How Are Insomnias Diagnosed?
Because insomnia often occurs as a consequence of other things, diagnosing it typically starts with a medical history and physical exam. A doctor will want to know about any medications that you’re taking and any other health problems that may be affecting you. The doctor will also likely ask about the details of your sleep problems such as when they started and how often they are affecting you. This may involve tracking your sleep in a sleep journal.
This process is normally sufficient to diagnose insomnia, but if the doctor suggests that there are other health problems that are influencing your sleep, then additional tests may be ordered to conduct a full evaluation.
How Are Insomnias Treated?
There is no one single treatment for insomnia. The treatment usually depends on the reason why a person is experiencing difficulties sleeping. In each case, a doctor will recommend specific steps to try to help you start sleeping soundly. Examples of insomnia treatments include:
- Cognitive Behavioral Therapy for Insomnia (CBT-I): CBT is a type of therapy that is used for many psychological conditions. It is a type of talk therapy that attempts to help a patient understand and address issues like depression or anxiety that might be affecting sleep. CBT-I focuses specifically on this sleep-related aspect. CBT-I usually requires numerous visits with a trained mental health professional, and research has found it to be a highly effective method for many patients.

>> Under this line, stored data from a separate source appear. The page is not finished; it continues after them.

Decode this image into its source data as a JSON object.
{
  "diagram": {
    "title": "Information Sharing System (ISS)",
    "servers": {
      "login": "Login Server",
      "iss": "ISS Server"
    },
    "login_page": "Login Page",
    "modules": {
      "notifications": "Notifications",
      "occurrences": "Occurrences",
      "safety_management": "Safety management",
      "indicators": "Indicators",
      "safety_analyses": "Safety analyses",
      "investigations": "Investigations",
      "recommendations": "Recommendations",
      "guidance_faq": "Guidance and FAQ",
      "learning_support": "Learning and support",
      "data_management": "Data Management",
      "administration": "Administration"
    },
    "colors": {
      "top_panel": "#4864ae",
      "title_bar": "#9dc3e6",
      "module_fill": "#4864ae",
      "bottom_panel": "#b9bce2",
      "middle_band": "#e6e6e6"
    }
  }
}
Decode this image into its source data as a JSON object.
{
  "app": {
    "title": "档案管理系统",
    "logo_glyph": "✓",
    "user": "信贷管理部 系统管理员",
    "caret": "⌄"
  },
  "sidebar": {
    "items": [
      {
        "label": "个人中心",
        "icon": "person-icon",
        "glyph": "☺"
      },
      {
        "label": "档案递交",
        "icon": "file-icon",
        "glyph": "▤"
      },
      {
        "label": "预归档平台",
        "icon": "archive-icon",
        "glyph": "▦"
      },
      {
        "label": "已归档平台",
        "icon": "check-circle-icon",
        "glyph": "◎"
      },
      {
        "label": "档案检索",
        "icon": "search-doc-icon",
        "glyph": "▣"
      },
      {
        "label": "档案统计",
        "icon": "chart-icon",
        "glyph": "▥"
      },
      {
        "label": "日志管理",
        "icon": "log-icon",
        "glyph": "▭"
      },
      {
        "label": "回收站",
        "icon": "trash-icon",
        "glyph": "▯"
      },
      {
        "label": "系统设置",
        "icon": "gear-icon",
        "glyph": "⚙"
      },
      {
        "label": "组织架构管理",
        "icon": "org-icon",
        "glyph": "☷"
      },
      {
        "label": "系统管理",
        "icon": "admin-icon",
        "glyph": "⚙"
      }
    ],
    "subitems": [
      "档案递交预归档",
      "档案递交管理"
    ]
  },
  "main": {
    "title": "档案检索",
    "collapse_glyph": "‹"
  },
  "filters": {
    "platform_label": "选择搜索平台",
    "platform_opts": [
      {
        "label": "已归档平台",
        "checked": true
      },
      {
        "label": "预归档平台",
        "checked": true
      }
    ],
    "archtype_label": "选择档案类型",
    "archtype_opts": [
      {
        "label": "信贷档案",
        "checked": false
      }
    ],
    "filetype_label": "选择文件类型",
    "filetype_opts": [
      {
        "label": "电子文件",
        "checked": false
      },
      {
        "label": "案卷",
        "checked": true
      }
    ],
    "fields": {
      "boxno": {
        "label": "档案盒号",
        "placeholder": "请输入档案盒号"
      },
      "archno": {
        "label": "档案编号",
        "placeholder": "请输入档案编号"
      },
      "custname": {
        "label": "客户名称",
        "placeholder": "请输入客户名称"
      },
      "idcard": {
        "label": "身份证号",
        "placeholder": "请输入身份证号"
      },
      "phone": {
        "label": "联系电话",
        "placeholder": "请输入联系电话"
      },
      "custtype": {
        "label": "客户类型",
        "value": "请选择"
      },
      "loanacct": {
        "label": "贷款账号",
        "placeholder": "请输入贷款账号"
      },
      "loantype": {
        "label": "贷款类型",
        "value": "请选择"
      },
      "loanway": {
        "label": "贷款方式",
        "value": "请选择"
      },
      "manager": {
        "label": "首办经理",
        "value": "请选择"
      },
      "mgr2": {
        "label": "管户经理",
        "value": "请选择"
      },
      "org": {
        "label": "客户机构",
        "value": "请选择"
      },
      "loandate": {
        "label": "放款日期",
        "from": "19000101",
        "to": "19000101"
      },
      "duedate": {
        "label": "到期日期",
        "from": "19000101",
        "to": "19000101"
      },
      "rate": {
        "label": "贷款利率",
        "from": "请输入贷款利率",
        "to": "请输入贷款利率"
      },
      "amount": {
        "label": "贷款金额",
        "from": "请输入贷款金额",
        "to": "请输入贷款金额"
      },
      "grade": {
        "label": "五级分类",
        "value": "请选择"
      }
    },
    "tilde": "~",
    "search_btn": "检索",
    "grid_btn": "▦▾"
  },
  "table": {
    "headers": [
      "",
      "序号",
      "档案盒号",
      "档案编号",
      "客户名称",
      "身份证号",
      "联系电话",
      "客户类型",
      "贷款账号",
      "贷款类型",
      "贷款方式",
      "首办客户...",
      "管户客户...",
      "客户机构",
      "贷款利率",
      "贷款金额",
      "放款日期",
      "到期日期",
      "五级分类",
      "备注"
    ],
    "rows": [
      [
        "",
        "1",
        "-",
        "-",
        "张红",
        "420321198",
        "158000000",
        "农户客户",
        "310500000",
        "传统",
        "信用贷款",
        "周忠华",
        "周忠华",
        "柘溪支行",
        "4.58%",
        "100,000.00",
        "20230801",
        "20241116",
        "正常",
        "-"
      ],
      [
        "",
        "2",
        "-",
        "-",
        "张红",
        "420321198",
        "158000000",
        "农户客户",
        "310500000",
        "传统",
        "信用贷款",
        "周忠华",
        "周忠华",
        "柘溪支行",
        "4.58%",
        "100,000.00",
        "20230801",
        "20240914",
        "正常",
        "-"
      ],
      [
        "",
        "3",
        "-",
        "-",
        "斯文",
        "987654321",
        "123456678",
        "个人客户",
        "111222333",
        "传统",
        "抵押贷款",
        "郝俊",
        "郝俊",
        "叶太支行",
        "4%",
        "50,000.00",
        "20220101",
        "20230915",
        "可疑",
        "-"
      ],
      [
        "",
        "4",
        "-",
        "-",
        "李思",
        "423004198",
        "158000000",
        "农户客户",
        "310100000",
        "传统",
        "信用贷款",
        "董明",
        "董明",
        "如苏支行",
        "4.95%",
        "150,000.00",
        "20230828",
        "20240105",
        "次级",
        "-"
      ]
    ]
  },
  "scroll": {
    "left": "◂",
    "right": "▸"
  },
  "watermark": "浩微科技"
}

- Sleep hygiene modification: steps for treating insomnia often incorporate changes to a patient’s routine around sleep. For example, sleep restriction therapy works by standardizing times for going to bed and waking up each day. Other modifications can include reducing screen time, eliminating naps, decreasing noise or light in the bedroom, and similar changes.
- Managing other health conditions: if insomnia is being caused because of an underlying health problem, then one aspect of treatment is to work to eliminate that underlying problem. This can involve medications, physical therapy, or other care that is tailored to the needs of any individual patient.
- Use of medications: there is a wide variety of medication available to try to treat insomnia. Some of these medications are available over-the-counter (OTC) while others require a prescription. Many of the drugs used for insomnia can be habit forming or may have other side effects that make it inadvisable to continue their use for the medium-to-long term. As a result, use of medication may be combined with the other treatments mentioned above in order to achieve a more durable remedy for insomnia.
What Medications Are Available for Insomnias?
There are many different types and classes of medications that are available for treating insomnia. While not an all-inclusive list, most of the most common drugs are listed below.
Triprolidine (Actifed, Actidil, Myidil)
Benzodiazepine receptor agonists
Zolpidem tartrate (Ambien)
Melatonin receptor agonists
Agomelatine (Valdoxan, Thymanax, Melitor)
Orexin receptor antagonists
It is important to talk with a doctor before considering using any medication for insomnia, including those that are sold over-the-counter. A doctor is in the best position to ensure that a medication is appropriate for you and can help review any potential side effects as well as proper dosage and usage.
Please remember that while our guide is thorough and well-researched, it is not a replacement for medical advice. Always consult your doctor or qualified physician with any questions or concerns you have regarding medical conditions, treatments, and advice.